Here are my thoughts, questions, and concerns about the current season of The Office. What are yours?
(1) Is anyone else disturbed by the subplot that has Ryan and Dwight hatching a sinister plot to destroy Jim’s life? It’s just so nasty. The show has always been rife with petty hostility, but it emerged in ways that were just goofy enough to be harmless and/or endearing. Creed’s bug-eyed freakishness, for instance, is too cartoonish to seem dangerous.
But when Ryan and Dwight get together, they’ve got a hard edge. They talk about murdering Jim. About stealing his personal information. And something in Rainn Wilson and B.J. Novak’s performances don’t let us off the hook. They seem like they really mean it and that their vengeance could actuallybe wrought. It’s unsettling.

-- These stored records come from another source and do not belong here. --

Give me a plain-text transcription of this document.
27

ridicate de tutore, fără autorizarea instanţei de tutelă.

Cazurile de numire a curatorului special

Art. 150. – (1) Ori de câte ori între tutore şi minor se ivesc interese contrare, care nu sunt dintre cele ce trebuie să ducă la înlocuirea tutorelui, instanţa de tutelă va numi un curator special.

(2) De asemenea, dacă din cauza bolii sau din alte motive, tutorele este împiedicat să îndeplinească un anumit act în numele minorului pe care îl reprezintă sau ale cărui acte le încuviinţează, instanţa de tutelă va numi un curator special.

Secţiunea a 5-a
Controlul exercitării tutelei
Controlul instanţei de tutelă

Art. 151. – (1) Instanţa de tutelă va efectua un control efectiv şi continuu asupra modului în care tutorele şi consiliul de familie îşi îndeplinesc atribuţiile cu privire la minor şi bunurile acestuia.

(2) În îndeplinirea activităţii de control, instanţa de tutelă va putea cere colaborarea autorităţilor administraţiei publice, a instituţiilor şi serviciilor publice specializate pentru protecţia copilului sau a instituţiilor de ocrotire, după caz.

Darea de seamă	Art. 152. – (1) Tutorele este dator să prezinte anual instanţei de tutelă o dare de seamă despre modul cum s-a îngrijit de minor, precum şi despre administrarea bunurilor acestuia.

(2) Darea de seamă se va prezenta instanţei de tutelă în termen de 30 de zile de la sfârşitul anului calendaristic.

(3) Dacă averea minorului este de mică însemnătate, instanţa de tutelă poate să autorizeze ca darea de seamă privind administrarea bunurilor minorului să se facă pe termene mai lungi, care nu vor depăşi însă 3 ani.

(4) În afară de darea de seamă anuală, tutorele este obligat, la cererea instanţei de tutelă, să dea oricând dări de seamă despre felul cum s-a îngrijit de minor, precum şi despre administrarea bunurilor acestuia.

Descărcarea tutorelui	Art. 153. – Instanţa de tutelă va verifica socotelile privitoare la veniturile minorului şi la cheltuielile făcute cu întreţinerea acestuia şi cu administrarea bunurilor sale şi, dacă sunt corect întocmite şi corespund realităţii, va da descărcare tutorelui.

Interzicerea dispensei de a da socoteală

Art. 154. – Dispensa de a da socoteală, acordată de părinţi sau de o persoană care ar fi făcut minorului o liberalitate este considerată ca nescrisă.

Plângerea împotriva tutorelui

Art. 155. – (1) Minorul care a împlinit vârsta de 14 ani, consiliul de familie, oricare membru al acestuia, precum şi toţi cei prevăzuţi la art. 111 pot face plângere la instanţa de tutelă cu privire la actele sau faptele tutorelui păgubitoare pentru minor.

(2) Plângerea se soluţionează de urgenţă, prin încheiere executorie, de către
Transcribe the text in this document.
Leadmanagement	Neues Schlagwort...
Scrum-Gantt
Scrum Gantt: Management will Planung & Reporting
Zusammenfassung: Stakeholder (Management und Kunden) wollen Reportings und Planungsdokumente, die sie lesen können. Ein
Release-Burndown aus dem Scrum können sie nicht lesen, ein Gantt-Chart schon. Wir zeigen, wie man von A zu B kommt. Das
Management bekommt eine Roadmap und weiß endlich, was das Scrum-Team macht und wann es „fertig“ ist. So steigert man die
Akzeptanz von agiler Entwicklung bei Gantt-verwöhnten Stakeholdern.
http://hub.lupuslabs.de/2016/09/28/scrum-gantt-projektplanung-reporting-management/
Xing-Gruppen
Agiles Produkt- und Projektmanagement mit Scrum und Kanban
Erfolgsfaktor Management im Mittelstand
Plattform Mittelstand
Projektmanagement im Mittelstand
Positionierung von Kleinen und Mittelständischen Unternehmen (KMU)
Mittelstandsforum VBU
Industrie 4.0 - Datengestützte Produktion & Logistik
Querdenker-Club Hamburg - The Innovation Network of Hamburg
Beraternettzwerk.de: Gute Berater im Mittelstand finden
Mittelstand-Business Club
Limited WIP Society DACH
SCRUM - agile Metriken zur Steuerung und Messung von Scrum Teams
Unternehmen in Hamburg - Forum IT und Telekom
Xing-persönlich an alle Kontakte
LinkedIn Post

If the show’s emotions and motives are going to feel honest, then I want them to romantic emotions or empathetic motives. Jim and Pam’s love? Yes. Michael’s loneliness? Sure. Live it up. That lets me feel connected to and reflected in the show. When I sense real threats of violence emerging, however, I get freaked out. This is not the escape I look for in The Office.
Also, this subplot might bother me less if the violent threats were directed against Meredith or Creed or Angela. Again, those characters are just exaggerated enough that I don’t quite believe in them as real people. When Meredith gets attacked by that bat, then it’s kind of like watching Wile E. Coyote fall off a cliff: You know it’s not real.
Jim, however, seems much more actual. You threaten him, and you kind of threaten me. Not cool, sitcom! Not cool!
(2) On the flip side, I’m loving the Erin/Nard-Dog romance, even though the circumnstances are totally unrealistic. I do not believe that a real man would ever buy his crush every item on the 12 Days of Christmas list, and I do not believe that a grown American woman wouldn’t recognize Snoopy and Woodstock on a Valentine’s Day card. However, I do believe these things about Andy and Erin because they are played with such commitment. The actors make their wild situations feel authentic.
What’s the lesson of these two bullet points? I think it’s that The Office always works best when it’s balancing perfectly on the line between the actual and the exaggerated, but if it falls over that line in either direction, I want it to be in the service of love-or-kindess-related plotline. Again, I don’t want that from every show, but that is what I want from this one.
(3) I love Kathy Bates as the ball-busting, big-haired CEO who now owns Dunder-Mifflin. I hope this character gets her own spinoff series that then becomes a movie, and I hope Bates wins a second Oscar for it.
(4) Bring back the cute boy in the warehouse! Oscar needs a date!